A: Elliott Wave theory is a pattern‑recognition tool that attempts to map collective market psychology onto price action. For assets like Bitcoin, which exhibit strong trend cycles and high volatility, the framework can offer valuable context, especially when combined with multi‑timeframe confirmation as demonstrated in the Koenz Trading video. However, it remains a probabilistic method and should be used alongside other analytical approaches.
Q2: What should traders watch for if Bitcoin breaks the identified daily wave 2 low?
A: A break below the daily wave 2 low would invalidate the current wave count and could signal a deeper corrective phase or a new bearish trend. In such a scenario, traders would likely reassess the Elliott structure and look for alternative wave patterns or shift to a risk‑off stance.

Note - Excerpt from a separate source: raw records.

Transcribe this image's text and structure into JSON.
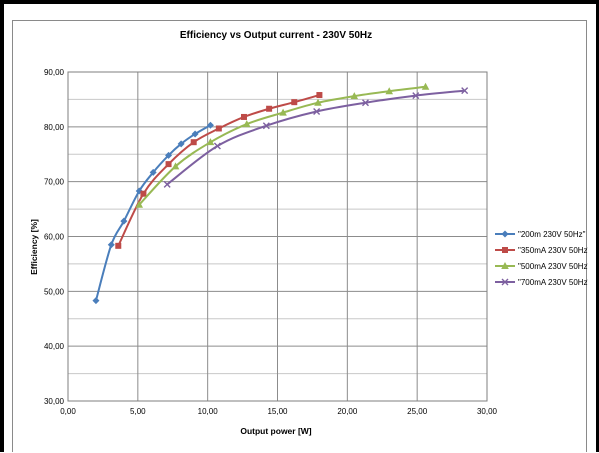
{
  "chart_data": {
    "type": "line",
    "title": "Efficiency vs Output current - 230V 50Hz",
    "xlabel": "Output power [W]",
    "ylabel": "Efficiency [%]",
    "xlim": [
      0,
      30
    ],
    "ylim": [
      30,
      90
    ],
    "xticks": [
      0,
      5,
      10,
      15,
      20,
      25,
      30
    ],
    "yticks": [
      30,
      40,
      50,
      60,
      70,
      80,
      90
    ],
    "xtick_labels": [
      "0,00",
      "5,00",
      "10,00",
      "15,00",
      "20,00",
      "25,00",
      "30,00"
    ],
    "ytick_labels": [
      "30,00",
      "40,00",
      "50,00",
      "60,00",
      "70,00",
      "80,00",
      "90,00"
    ],
    "grid": true,
    "legend_position": "right",
    "series": [
      {
        "name": "\"200m 230V 50Hz\"",
        "color": "#4a7ebb",
        "marker": "diamond",
        "points": [
          [
            2.0,
            48.3
          ],
          [
            3.1,
            58.5
          ],
          [
            4.0,
            62.8
          ],
          [
            5.1,
            68.3
          ],
          [
            6.1,
            71.7
          ],
          [
            7.2,
            74.8
          ],
          [
            8.1,
            76.9
          ],
          [
            9.1,
            78.7
          ],
          [
            10.2,
            80.3
          ]
        ]
      },
      {
        "name": "\"350mA 230V 50Hz\"",
        "color": "#be4b48",
        "marker": "square",
        "points": [
          [
            3.6,
            58.3
          ],
          [
            5.4,
            67.8
          ],
          [
            7.2,
            73.2
          ],
          [
            9.0,
            77.2
          ],
          [
            10.8,
            79.7
          ],
          [
            12.6,
            81.8
          ],
          [
            14.4,
            83.3
          ],
          [
            16.2,
            84.5
          ],
          [
            18.0,
            85.8
          ]
        ]
      },
      {
        "name": "\"500mA 230V 50Hz\"",
        "color": "#98b954",
        "marker": "triangle",
        "points": [
          [
            5.1,
            65.8
          ],
          [
            7.7,
            72.8
          ],
          [
            10.2,
            77.2
          ],
          [
            12.8,
            80.5
          ],
          [
            15.4,
            82.6
          ],
          [
            17.9,
            84.4
          ],
          [
            20.5,
            85.6
          ],
          [
            23.0,
            86.5
          ],
          [
            25.6,
            87.3
          ]
        ]
      },
      {
        "name": "\"700mA 230V 50Hz\"",
        "color": "#7d60a0",
        "marker": "x",
        "points": [
          [
            7.1,
            69.5
          ],
          [
            10.7,
            76.5
          ],
          [
            14.2,
            80.2
          ],
          [
            17.8,
            82.8
          ],
          [
            21.3,
            84.4
          ],
          [
            24.9,
            85.7
          ],
          [
            28.4,
            86.6
          ]
        ]
      }
    ]
  }
}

Q3: Can I apply the same Elliott Wave principles to other crypto assets?
A: Yes, the Elliott methodology is asset‑agnostic. It can be applied to any tradable instrument that displays discernible wave patterns, including altcoins. The key is to respect the hierarchical nature of waves—larger cycles on higher timeframes and finer sub‑waves on lower timeframes—just as Koenz Trading did for Bitcoin.
Background
Elliott Wave theory, introduced by Ralph Nelson Elliott in the 1930s, posits that market prices move in repetitive fractal waves driven by collective investor sentiment. A complete cycle consists of five impulsive waves (1‑5) followed by three corrective waves (A‑C). The theory’s appeal lies in its ability to overlay a psychological narrative onto raw price data, offering traders a roadmap for potential future moves.

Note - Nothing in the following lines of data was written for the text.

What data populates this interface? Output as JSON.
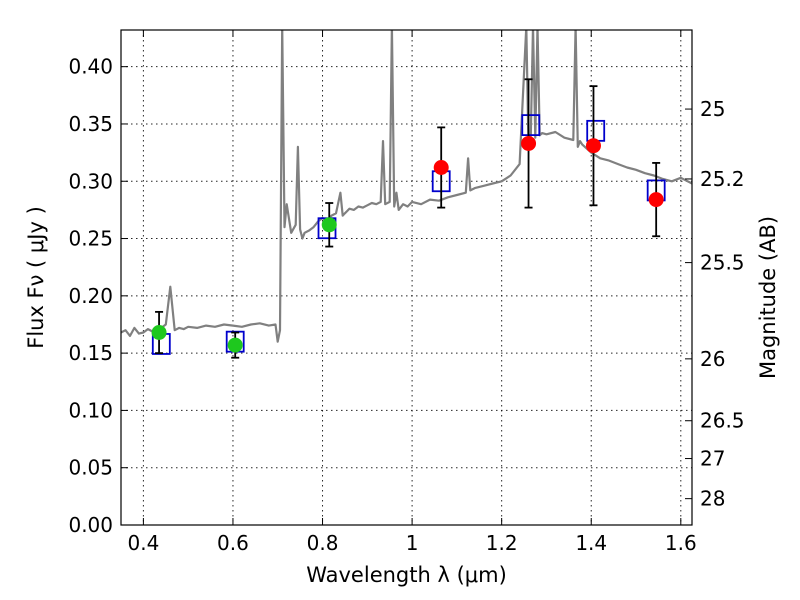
{
  "chart_data": {
    "type": "scatter",
    "xlabel": "Wavelength  λ (μm)",
    "ylabel": "Flux  Fν  ( μJy )",
    "ylabel_right": "Magnitude (AB)",
    "xlim": [
      0.35,
      1.625
    ],
    "ylim": [
      0.0,
      0.432
    ],
    "grid": true,
    "x_ticks": [
      0.4,
      0.6,
      0.8,
      1.0,
      1.2,
      1.4,
      1.6
    ],
    "x_tick_labels": [
      "0.4",
      "0.6",
      "0.8",
      "1",
      "1.2",
      "1.4",
      "1.6"
    ],
    "y_ticks": [
      0.0,
      0.05,
      0.1,
      0.15,
      0.2,
      0.25,
      0.3,
      0.35,
      0.4
    ],
    "y_tick_labels": [
      "0.00",
      "0.05",
      "0.10",
      "0.15",
      "0.20",
      "0.25",
      "0.30",
      "0.35",
      "0.40"
    ],
    "right_ticks": [
      {
        "flux": 0.363,
        "label": "25"
      },
      {
        "flux": 0.302,
        "label": "25.2"
      },
      {
        "flux": 0.229,
        "label": "25.5"
      },
      {
        "flux": 0.145,
        "label": "26"
      },
      {
        "flux": 0.091,
        "label": "26.5"
      },
      {
        "flux": 0.058,
        "label": "27"
      },
      {
        "flux": 0.023,
        "label": "28"
      }
    ],
    "series": [
      {
        "style": "line",
        "color": "#808080",
        "x": [
          0.35,
          0.36,
          0.37,
          0.38,
          0.39,
          0.4,
          0.41,
          0.42,
          0.43,
          0.44,
          0.45,
          0.46,
          0.47,
          0.48,
          0.49,
          0.5,
          0.52,
          0.54,
          0.56,
          0.58,
          0.6,
          0.62,
          0.64,
          0.66,
          0.68,
          0.695,
          0.7,
          0.705,
          0.71,
          0.715,
          0.72,
          0.73,
          0.74,
          0.745,
          0.75,
          0.755,
          0.76,
          0.77,
          0.78,
          0.79,
          0.8,
          0.81,
          0.82,
          0.83,
          0.84,
          0.845,
          0.85,
          0.855,
          0.86,
          0.87,
          0.88,
          0.89,
          0.9,
          0.91,
          0.92,
          0.93,
          0.935,
          0.94,
          0.95,
          0.955,
          0.96,
          0.965,
          0.97,
          0.98,
          0.99,
          1.0,
          1.02,
          1.04,
          1.06,
          1.08,
          1.1,
          1.12,
          1.125,
          1.13,
          1.14,
          1.16,
          1.18,
          1.2,
          1.22,
          1.24,
          1.255,
          1.26,
          1.265,
          1.27,
          1.275,
          1.28,
          1.285,
          1.29,
          1.3,
          1.32,
          1.34,
          1.36,
          1.365,
          1.37,
          1.375,
          1.38,
          1.4,
          1.42,
          1.44,
          1.46,
          1.48,
          1.5,
          1.52,
          1.54,
          1.56,
          1.58,
          1.6,
          1.625
        ],
        "y": [
          0.168,
          0.17,
          0.165,
          0.172,
          0.167,
          0.168,
          0.171,
          0.169,
          0.17,
          0.172,
          0.175,
          0.208,
          0.17,
          0.172,
          0.171,
          0.173,
          0.172,
          0.174,
          0.173,
          0.175,
          0.174,
          0.173,
          0.175,
          0.176,
          0.174,
          0.175,
          0.16,
          0.17,
          0.435,
          0.26,
          0.28,
          0.255,
          0.262,
          0.33,
          0.258,
          0.25,
          0.255,
          0.257,
          0.26,
          0.265,
          0.268,
          0.265,
          0.27,
          0.272,
          0.29,
          0.27,
          0.272,
          0.274,
          0.276,
          0.275,
          0.278,
          0.277,
          0.279,
          0.281,
          0.28,
          0.282,
          0.335,
          0.28,
          0.282,
          0.435,
          0.278,
          0.29,
          0.275,
          0.28,
          0.278,
          0.282,
          0.28,
          0.284,
          0.283,
          0.286,
          0.288,
          0.29,
          0.32,
          0.292,
          0.294,
          0.296,
          0.298,
          0.3,
          0.305,
          0.315,
          0.435,
          0.33,
          0.34,
          0.435,
          0.338,
          0.435,
          0.34,
          0.342,
          0.341,
          0.343,
          0.338,
          0.336,
          0.435,
          0.33,
          0.335,
          0.332,
          0.325,
          0.32,
          0.318,
          0.315,
          0.312,
          0.31,
          0.307,
          0.305,
          0.302,
          0.3,
          0.303,
          0.298
        ]
      },
      {
        "style": "markers",
        "marker": "square",
        "color": "#0000cc",
        "x": [
          0.44,
          0.605,
          0.81,
          1.065,
          1.265,
          1.41,
          1.545
        ],
        "y": [
          0.158,
          0.16,
          0.259,
          0.3,
          0.349,
          0.344,
          0.292
        ]
      },
      {
        "style": "markers",
        "marker": "circle",
        "color": "#1ec81e",
        "x": [
          0.435,
          0.605,
          0.815
        ],
        "y": [
          0.168,
          0.157,
          0.262
        ],
        "err": [
          0.018,
          0.011,
          0.019
        ]
      },
      {
        "style": "markers",
        "marker": "circle",
        "color": "#ff0000",
        "x": [
          1.065,
          1.26,
          1.405,
          1.545
        ],
        "y": [
          0.312,
          0.333,
          0.331,
          0.284
        ],
        "err": [
          0.035,
          0.056,
          0.052,
          0.032
        ]
      }
    ]
  }
}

Bitcoin’s price history, marked by rapid bull runs and sharp corrections, aligns well with Elliott’s premise of alternating optimism and pessimism. Analysts often turn to multi‑timeframe Elliott studies to capture both the macro trend (daily or weekly waves) and the micro‑structure (hourly or minute‑level waves). The Koenz Trading video, titled “BTC:艾略特波浪分析价格预测,日线、1小时及15分钟图表,比特币预测及关键点位,” exemplifies this approach by dissecting Bitcoin’s price action across daily, 1‑hour, and 15‑minute charts and pinpointing the crucial swing points that define each wave stage.

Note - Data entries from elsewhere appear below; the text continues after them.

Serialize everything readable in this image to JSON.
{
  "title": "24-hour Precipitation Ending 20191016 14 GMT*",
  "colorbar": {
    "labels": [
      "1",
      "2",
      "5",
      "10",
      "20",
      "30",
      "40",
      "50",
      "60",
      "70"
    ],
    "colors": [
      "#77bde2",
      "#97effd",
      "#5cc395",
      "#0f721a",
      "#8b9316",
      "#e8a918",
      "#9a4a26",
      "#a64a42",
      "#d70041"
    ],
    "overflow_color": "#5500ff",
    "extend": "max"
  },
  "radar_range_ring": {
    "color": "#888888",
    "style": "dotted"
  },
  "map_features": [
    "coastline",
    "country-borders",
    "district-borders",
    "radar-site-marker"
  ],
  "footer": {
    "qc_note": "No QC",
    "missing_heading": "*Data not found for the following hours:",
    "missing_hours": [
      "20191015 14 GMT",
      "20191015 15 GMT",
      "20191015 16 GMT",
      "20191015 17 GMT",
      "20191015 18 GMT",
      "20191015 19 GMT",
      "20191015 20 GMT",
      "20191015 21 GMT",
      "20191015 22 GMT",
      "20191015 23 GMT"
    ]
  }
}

The video’s core contribution is educational: it demonstrates how to read Elliott Wave patterns in real time, how to locate key support and resistance zones derived from wave counts, and how to synchronize those insights across multiple timeframes. For traders seeking to “learn technical analysis and grasp market rhythm,” as the summary notes, the content serves as a practical case study rather than a prescriptive trading signal.
Summary
Koenz Trading’s Elliott Wave analysis suggests Bitcoin is nearing the end of a corrective wave on the daily chart, with the 1‑hour and 15‑minute timeframes echoing the same sentiment through aligned sub‑waves. Key swing lows on each timeframe act as natural support levels, while the prior swing high on the daily chart marks a potential target for the next impulsive move. The multi‑timeframe convergence provides a coherent narrative that can help market participants frame their short‑term trades and longer‑term expectations, always remembering that Elliott Wave is a probabilistic tool rather than a guarantee. By understanding the wave structure and watching the identified zones, traders can better navigate Bitcoin’s inherent volatility while respecting disciplined risk management.